Con Reality Matteo Garrone conferma di essere, tra i grandi registi italiani, il più necessario.

Non è una faccenda di stile. Ne ha indubbiamente da vendere, ma non mercanteggia. La tecnica di Garrone non cerca approvazione, ma vive in simbiosi con il racconto. Lo genera e ne è generata. Perciò cambia ogni volta. L'Imbalsamatore era un vulcano dentro una pentola. Un ribollio di carne, vizi e passioni che divampavano e premevano: dal sottobosco alla superficie. Primo amore era ugualmente mostruoso, ma al rovescio: affetti dalla stessa bramosia, l'occhio del cinema e il cuore del protagonista ghermivano come vampiri il proprio oggetto del desiderio fino a prosciugarlo. Gomorra (ci) sprofondava nel termitaio della camorra eludendo ottica e racconto: del resto c'è un punto di vista di fronte all'insensato impasto di corpi e affari, sopraffazione e violenza?

Cinema che non ammette nessuna smania estetica né imperativo morale. Cinema necessario perché depurato. Sciolto da abitudini, miopie e ingiunzioni di sguardo. I suoi occhi non calano dall'alto, come rapaci sul mondo. Ma s'infettano con ciò che guardano. Lo sa bene il protagonista di Reality, Luciano (l'ergastolano Aniello Arena, bravissimo), che per troppa televisione non riesce più a distinguere il vero. Affetto “dalla sindrome del Grande Fratello”, questo pescivendolo mariolo che pare uscito da una commedia di Eduardo, si perde annullandosi nel sogno di entrare nella Casa del GF.

Sbagliato prenderlo per un film di denuncia. Garrone costruisce un altro dei suoi universi-chiusi. Impossibile tanto ai protagonisti quanto agli spettatori venirne fuori, discernere. Un acquario nel quale i personaggi galleggiano come pesci, in trance. Il falso è così incistato nell'orizzonte degli eventi da non poter essere più smascherato.

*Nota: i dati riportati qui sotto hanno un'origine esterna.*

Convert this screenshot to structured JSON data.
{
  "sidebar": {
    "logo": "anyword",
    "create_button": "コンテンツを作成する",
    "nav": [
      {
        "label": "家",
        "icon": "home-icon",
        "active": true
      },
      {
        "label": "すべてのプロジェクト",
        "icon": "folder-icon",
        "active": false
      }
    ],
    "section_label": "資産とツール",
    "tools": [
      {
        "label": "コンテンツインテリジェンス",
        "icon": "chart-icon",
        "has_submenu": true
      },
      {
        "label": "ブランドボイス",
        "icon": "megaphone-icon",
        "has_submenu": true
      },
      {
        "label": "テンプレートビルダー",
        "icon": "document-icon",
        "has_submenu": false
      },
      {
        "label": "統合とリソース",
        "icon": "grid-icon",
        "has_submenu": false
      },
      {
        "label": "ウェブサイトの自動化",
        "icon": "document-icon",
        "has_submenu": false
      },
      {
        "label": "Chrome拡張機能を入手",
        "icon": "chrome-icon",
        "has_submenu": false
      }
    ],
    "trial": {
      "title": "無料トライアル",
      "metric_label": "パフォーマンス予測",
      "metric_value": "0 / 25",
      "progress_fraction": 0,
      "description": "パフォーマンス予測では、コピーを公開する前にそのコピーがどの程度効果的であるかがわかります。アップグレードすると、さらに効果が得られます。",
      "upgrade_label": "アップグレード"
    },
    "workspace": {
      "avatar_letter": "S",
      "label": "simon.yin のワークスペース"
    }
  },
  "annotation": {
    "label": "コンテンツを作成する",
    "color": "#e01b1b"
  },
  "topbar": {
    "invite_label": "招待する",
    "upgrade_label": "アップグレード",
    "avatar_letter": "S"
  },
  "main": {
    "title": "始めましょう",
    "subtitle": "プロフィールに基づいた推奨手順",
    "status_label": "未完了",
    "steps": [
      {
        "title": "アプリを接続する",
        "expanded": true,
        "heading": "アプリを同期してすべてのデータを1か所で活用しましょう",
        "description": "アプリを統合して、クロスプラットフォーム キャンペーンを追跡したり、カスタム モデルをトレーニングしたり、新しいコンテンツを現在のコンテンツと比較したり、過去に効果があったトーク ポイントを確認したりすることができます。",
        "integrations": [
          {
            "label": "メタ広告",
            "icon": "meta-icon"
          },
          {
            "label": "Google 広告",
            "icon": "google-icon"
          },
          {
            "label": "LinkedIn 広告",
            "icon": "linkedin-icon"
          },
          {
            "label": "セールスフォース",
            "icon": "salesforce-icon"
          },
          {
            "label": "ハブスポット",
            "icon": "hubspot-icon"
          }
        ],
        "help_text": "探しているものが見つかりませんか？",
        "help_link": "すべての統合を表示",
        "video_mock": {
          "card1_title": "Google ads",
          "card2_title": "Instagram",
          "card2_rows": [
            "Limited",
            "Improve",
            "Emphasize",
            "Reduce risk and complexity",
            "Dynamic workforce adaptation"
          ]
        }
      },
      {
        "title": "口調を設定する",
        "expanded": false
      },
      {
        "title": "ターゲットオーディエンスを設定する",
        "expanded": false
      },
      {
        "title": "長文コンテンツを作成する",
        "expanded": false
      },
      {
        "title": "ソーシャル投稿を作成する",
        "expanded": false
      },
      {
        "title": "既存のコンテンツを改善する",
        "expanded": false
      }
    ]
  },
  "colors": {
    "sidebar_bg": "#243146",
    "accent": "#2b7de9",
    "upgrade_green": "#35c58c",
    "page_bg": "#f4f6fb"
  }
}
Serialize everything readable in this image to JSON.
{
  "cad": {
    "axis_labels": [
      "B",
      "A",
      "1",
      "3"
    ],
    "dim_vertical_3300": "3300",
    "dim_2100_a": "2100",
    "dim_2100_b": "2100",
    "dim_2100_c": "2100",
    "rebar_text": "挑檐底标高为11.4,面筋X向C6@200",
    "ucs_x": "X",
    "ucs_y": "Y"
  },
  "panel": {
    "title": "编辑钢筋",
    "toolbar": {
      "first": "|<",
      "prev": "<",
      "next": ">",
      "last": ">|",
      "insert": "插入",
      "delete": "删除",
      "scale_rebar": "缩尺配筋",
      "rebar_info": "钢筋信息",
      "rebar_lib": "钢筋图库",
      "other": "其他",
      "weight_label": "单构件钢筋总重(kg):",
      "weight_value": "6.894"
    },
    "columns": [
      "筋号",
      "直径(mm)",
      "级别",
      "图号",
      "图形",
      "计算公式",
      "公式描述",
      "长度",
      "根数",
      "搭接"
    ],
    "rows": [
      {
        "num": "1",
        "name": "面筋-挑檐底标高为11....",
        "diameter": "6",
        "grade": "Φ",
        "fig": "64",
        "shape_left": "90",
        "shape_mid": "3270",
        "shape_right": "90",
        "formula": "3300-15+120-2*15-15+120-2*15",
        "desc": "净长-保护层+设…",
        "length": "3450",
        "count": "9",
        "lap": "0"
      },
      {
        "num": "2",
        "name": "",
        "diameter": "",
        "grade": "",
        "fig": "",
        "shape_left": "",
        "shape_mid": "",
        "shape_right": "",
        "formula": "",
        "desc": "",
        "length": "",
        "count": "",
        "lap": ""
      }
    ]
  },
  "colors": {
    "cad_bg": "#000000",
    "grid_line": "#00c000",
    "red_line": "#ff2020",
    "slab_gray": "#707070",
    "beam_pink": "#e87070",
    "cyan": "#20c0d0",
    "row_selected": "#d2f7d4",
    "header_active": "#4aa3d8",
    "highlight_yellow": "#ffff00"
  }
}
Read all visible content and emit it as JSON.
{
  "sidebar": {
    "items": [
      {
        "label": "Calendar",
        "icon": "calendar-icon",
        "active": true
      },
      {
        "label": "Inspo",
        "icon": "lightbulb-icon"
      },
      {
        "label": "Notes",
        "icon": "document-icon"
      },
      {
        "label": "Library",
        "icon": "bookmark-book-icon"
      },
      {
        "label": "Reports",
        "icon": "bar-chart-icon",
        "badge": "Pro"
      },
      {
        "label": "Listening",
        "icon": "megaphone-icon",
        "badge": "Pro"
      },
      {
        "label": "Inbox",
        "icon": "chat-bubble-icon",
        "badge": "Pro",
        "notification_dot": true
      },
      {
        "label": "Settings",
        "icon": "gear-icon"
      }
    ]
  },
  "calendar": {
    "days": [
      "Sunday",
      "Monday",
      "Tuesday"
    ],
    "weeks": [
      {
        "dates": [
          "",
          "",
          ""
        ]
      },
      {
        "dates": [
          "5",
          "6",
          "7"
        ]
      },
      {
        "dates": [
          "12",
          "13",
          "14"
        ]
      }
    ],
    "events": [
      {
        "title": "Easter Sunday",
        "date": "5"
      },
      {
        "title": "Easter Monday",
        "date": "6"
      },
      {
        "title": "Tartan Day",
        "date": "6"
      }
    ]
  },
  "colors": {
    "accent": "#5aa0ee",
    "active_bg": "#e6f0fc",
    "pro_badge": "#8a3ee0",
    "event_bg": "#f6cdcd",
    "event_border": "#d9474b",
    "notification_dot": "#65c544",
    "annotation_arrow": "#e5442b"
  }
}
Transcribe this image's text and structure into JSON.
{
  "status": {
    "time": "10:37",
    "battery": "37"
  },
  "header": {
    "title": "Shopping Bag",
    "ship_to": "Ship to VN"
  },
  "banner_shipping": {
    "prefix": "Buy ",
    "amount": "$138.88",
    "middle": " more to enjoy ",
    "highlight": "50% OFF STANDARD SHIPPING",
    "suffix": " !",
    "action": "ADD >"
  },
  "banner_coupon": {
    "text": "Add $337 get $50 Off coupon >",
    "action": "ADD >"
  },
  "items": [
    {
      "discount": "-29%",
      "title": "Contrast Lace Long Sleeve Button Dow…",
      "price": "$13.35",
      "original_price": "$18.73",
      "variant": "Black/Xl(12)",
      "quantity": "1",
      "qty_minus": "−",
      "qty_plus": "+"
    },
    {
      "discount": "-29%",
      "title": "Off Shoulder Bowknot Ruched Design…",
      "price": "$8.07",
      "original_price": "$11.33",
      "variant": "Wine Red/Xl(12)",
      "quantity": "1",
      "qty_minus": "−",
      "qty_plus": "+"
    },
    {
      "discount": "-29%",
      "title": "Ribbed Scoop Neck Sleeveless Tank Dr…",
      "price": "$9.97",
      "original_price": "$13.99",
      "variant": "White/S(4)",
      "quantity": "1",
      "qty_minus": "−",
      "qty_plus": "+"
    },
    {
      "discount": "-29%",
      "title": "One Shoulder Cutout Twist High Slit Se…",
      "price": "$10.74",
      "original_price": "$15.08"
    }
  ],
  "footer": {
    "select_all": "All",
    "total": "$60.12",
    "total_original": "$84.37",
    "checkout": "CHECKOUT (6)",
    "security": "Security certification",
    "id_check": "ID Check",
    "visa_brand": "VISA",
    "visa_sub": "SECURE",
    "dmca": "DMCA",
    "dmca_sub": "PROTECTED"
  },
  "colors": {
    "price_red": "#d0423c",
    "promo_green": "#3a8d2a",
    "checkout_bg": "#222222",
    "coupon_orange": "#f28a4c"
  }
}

La società dello spettacolo di Debord - evocato dal bianco a tutto schermo dell'incipit - si è evoluta a spettacolo della società. Come una seconda pelle cresciuta su quella della realtà. E allora carrozze stile Versailles sfilano per le strade come fuoriuscite da un museo delle cere; robot vengono smerciati come copie regredite dei più potenti macchinari per cucina; improbabili fenomeni da baraccone riempiono piazze semicircolari come anfiteatri. Divi della televisione e modelli di Botero e schiere di fedeli in processione che compiono riti ridotti a messa in scena. Falso anche il movimento: su e giù, giù e su. Uno Yo-yo esistenziale. Nessun avanzamento. E noi dentro, maschere tra le maschere. Perduti in quell'allucinato decalco da reality che è diventata la vita. Fluttuanti dentro enormi palle di vetro, sospinti da una vertigine senza caduta.

L'occhio fisso sul potente lucernario di uno studio televisivo, mentre intorno è solo effetto notte.